Limit Volume 1

Limit volume 1

My thanks to Alexander Hoffman for running a contest where I won this book and volume 2. It’s the kind of story I never would have tried otherwise, and I’m glad I got a chance to discover it without risk. It’s written and drawn by Keiko Suenobu.

Limit, to describe it briefly and in reductionist fashion, is Lord of the Flies with Japanese schoolgirls. Konno is surviving her teen years by hanging out with the popular queen bee Sakura and looking down on anyone different. She knows her precarious position in this world is dependent on keeping Sakura’s favor, much as an old-fashioned lady-in-waiting, and her take on picking on others is “better them than me”.

Limit volume 1

Then the class goes on a school trip and the bus crashes, killing almost everyone aboard. The two most important girls left are the independent Kamiya, whose self-reliance extends to knowing useful skills to survive, and the bitter manga artist Morishige, who sees the catastrophe as the perfect chance to get back at everyone who called her names. The few survivors must wait to be rescued, but can they survive until then?

I’m intrigued to see how the story continues, but I’m also chilled by the background. The focus is on the girls and how their ranks and interactions change in a life-or-death situation, but there’s a short sequence in book two showing how everyone who should be figuring out the entire bus is missing winds up convinced someone else is taking care of it. There’s a reliance on “just doing my job, if there was a problem someone would let me know” that’s disturbingly frightening.

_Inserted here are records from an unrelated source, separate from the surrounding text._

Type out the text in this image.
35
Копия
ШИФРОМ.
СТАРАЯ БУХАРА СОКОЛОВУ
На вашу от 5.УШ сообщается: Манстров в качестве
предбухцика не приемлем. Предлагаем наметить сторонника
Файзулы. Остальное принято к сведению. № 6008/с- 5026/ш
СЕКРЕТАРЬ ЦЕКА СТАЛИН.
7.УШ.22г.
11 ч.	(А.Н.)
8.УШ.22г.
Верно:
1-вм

Some of Konno’s narration errs on the side of being too obvious, as when she calls school politics a “microcosm of society”, but the question of how people would cope when their entire world turned upside down is a universal and fascinating one. How much would you be willing to do to stay alive in a desperate situation with a potentially crazy person? How much does loyalty matter, and who are your true friends? Is there such a thing?